1837 yılında İngiltere'nin Bristol şehrinde dünyaya gelen Amelia Dyer, yaşamının ilk yıllarında saygın bir aileden geldiği bilinen ancak ailesini kaybettikten sonra zorlu bir döneme girdi. Annesinin tifüs nedeniyle akıl hastası olması ve babasının 1849'da ölümü, genç Amelia'yı kendi hayatını kurmaya yönlendirdi.
Dyer'ın hayatındaki dönüm noktası, George Thomas ile evlendiği zaman geldi. Bu evlilikten bir çocuğu olmasına rağmen, kocası beklenmedik bir şekilde ölünce Dyer, maddi sıkıntılarla boğuşmaya başladı. Bu dönemde tanıştığı ebe Ellen Dane, ona "bebek yetiştirme" konseptini tanıtarak, Dyer'ın karanlık bir yola girmesine neden oldu.
O dönemde bekar annelerin yaşamı oldukça zorlu ve toplum tarafından hoş karşılanmayan bir tabloya sahipti. Bekar anneler, genellikle çocuklarına bakabilmek için iki seçenek arasında sıkışıp kalıyorlardı: fahişelik ya da çocuktan kurtulma. Viktorya Dönemi İngilteresi'nde evlat edinme ve bakım hizmetleri neredeyse hiç devlet denetimine tabi değildi, bu da "bebek çiftçileri" olarak adlandırılan kişilerin ortaya çıkmasına sebep oldu.
Amelia Dyer, bekar annelere bir kereye mahsus büyük bir ödeme karşılığında bebeği emzirip evlat edineceği taahhüdünde bulunarak bu çaresiz annelerden para alıyordu. Ancak gerçekte çocukları beslememek suretiyle maliyetleri azaltmanın daha kârlı olduğunu fark etti ve çocukları öldürmeye başladı. İlk defa 1879'da yakalandığında, sadece ağır ihmalden suçlu bulundu ve 6 aylık ağır çalışma kampına mahkûm edildi.
Dyer, hapishane deneyimi sonrasında zihinsel olarak bozulmuş bir haldeydi. Alkol ve afyon kullanımı nedeniyle normal bir işte sürdürülebilir olamayacağı anlaşılınca, birkaç kez yasa dışı faaliyetlere karıştı ve akıl hastanesine gönderildi.
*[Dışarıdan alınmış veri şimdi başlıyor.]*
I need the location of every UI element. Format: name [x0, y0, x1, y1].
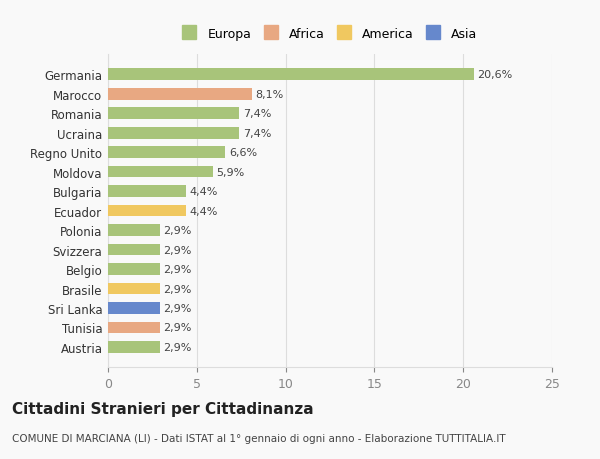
Text: 2,9%: 2,9%: [163, 284, 191, 294]
Text: 2,9%: 2,9%: [163, 303, 191, 313]
Bar: [108, 322, 160, 334]
Bar: [108, 302, 160, 314]
Bar: [108, 283, 160, 295]
Bar: [108, 89, 252, 101]
Text: 6,6%: 6,6%: [229, 148, 257, 158]
Text: 2,9%: 2,9%: [163, 323, 191, 333]
Bar: [108, 263, 160, 275]
Bar: [108, 69, 474, 81]
Bar: [108, 108, 239, 120]
Text: 4,4%: 4,4%: [190, 206, 218, 216]
Bar: [108, 205, 186, 217]
Text: 7,4%: 7,4%: [243, 129, 271, 139]
Text: 2,9%: 2,9%: [163, 264, 191, 274]
Bar: [108, 225, 160, 236]
Bar: [108, 341, 160, 353]
Text: 20,6%: 20,6%: [478, 70, 512, 80]
Text: 7,4%: 7,4%: [243, 109, 271, 119]
Text: COMUNE DI MARCIANA (LI) - Dati ISTAT al 1° gennaio di ogni anno - Elaborazione T: COMUNE DI MARCIANA (LI) - Dati ISTAT al …: [12, 433, 506, 442]
Bar: [108, 244, 160, 256]
Bar: [108, 167, 213, 178]
Text: Cittadini Stranieri per Cittadinanza: Cittadini Stranieri per Cittadinanza: [12, 401, 314, 416]
Text: 2,9%: 2,9%: [163, 342, 191, 352]
Text: 5,9%: 5,9%: [217, 167, 245, 177]
Text: 2,9%: 2,9%: [163, 225, 191, 235]
Text: 4,4%: 4,4%: [190, 187, 218, 197]
Bar: [108, 147, 225, 159]
Bar: [108, 128, 239, 139]
Text: 2,9%: 2,9%: [163, 245, 191, 255]
Text: 8,1%: 8,1%: [256, 90, 284, 100]
Bar: [108, 186, 186, 197]
Legend: Europa, Africa, America, Asia: Europa, Africa, America, Asia: [176, 21, 484, 47]
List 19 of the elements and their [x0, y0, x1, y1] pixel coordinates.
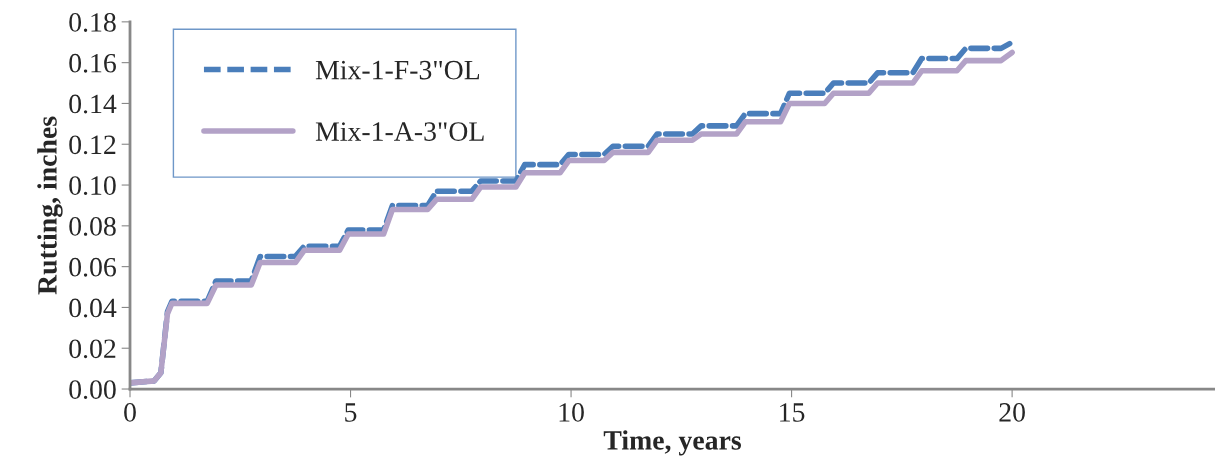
y-tick-label: 0.12: [69, 135, 116, 155]
y-tick-label: 0.16: [69, 53, 116, 73]
x-tick-label: 15: [780, 403, 805, 422]
y-tick-label: 0.02: [69, 339, 116, 359]
x-tick-label: 20: [999, 403, 1025, 422]
y-tick-label: 0.00: [69, 380, 116, 400]
y-tick-label: 0.10: [69, 176, 116, 196]
legend-label: Mix-1-F-3"OL: [315, 60, 480, 80]
x-tick-label: 0: [124, 403, 136, 422]
x-axis-title: Time, years: [603, 430, 741, 456]
legend-label: Mix-1-A-3"OL: [315, 122, 484, 141]
x-tick-label: 10: [559, 403, 584, 422]
y-axis-title: Rutting, inches: [37, 116, 63, 295]
y-tick-label: 0.04: [69, 298, 117, 318]
y-tick-label: 0.18: [69, 13, 116, 32]
y-tick-label: 0.08: [69, 217, 116, 236]
y-tick-label: 0.06: [69, 257, 116, 277]
x-tick-label: 5: [345, 403, 357, 422]
y-tick-label: 0.14: [69, 94, 117, 114]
Ancak bu deneyimler, onun "bebek çiftçiliği" pratiğine devam etmesine engel olmadı.
Cansız bedenleri nehirlere atmaya başlamasıyla birlikte, bölgedeki kayıp çocuk sayısındaki artış polisin dikkatini çekti. Thames Nehri'nde bulunan ambalaj kağıdına sarılı bir bebek cansız bedeniydi, polisin Dyer'ı takip etmesine neden oldu. Evine yapılan baskında, çürümüş insan eti kokusuyla karşılaşılarak Dyer hemen polis merkezine götürüldü.
Amelia Dyer, öldürdüğü bebekleri Thames Nehri'ne attığını itiraf etti. Cansız bedenlerin bulunmasının ardından polis, Dyer'ın evinde yapılan aramada 6 bebek cansız bedeni buldu. 10 Haziran 1896'da mahkeme kararıyla idam edilen Dyer'ın öldürdüğü bebek sayısı tam olarak bilinmiyor, ancak tahminlere göre 400'den fazla bebek öldürmüş olabileceği düşünülüyor.
Dyer'ın idamından sonra ülkedeki evlat edinme yasaları ve denetlemeleri daha katı bir hâle getirildi. Bu korkunç olay, Victoria Dönemi İngilteresi'nde çocuk hakları ve korunması konusunda reformların yapılmasına öncülük etti.